Our results showed that the DEG included mostly genes involved in the cell cycle and chromosome segregation [29,30]. Cyclin-dependent cycle (CDC), cyclin-dependent kinase (CDK), and cyclin (CYC) genes were included in the DEG related to the cell cycle. CDC proteins are cell cycle controllers that associate with cyclins depending on developmental and environmental cues [29]. Control of chromosome segregation is essential for chromosome ploidy and stability in both somatic and meiotic cells [30]. Kinesins are motor proteins that move along microtubule filaments and are critically involved in chromosome segregation during mitosis and meiosis [30]. Interestingly, we found 31 KIN genes that were differentially expressed in our study. Of these genes, 23 were up-regulated and eight were down-regulated in 1B chromosome plants. Chromosome pairing maintains homologous chromosomes until anaphase to ensure proper chromosome segregation [30]. Several genes involved in chromosome pairing were also included in the DEG from our analyses [31]. We cannot infer the precise mechanism of DEG for de novo B chromosome occurrence and transmission at this stage. Reverse genetic approaches remain a challenge but may provide answers to de novo occurrence of B chromosomes for future studies.
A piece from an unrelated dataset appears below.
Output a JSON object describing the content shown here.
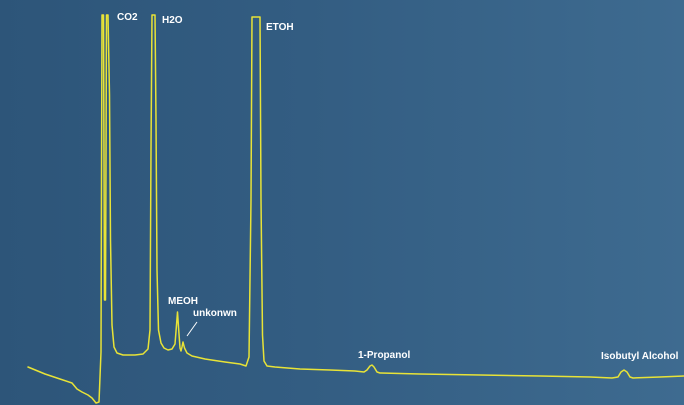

In conclusion, B chromosomes are supernumerary chromosomes present in eukaryotes; however, the presence of these additional chromosomes does not display obvious phenotypic effects. B chromosomes are found in numerous species in the Lilium genus. Prior to the current report, no molecular or genomic studies were conducted to characterize B chromosomes in the Lilium species. In this study, we performed RNA-seq analysis from leaf tissues of 0B and 1B chromosome L. amabile plants. Of the 154,810 transcripts detected, 552 were up-regulated and 490 were down-regulated in 1B plants compared to the 0B plants with the differential expression value of log2FC > |10|. Most of the DEG included cell cycle and chromosome segregation related genes, which may be associated with the de novo occurrence and maintenance of B chromosomes. The DEG from the current analysis will provide a valuable resource for studying the accumulation of B chromosomes in plants and plant evolution.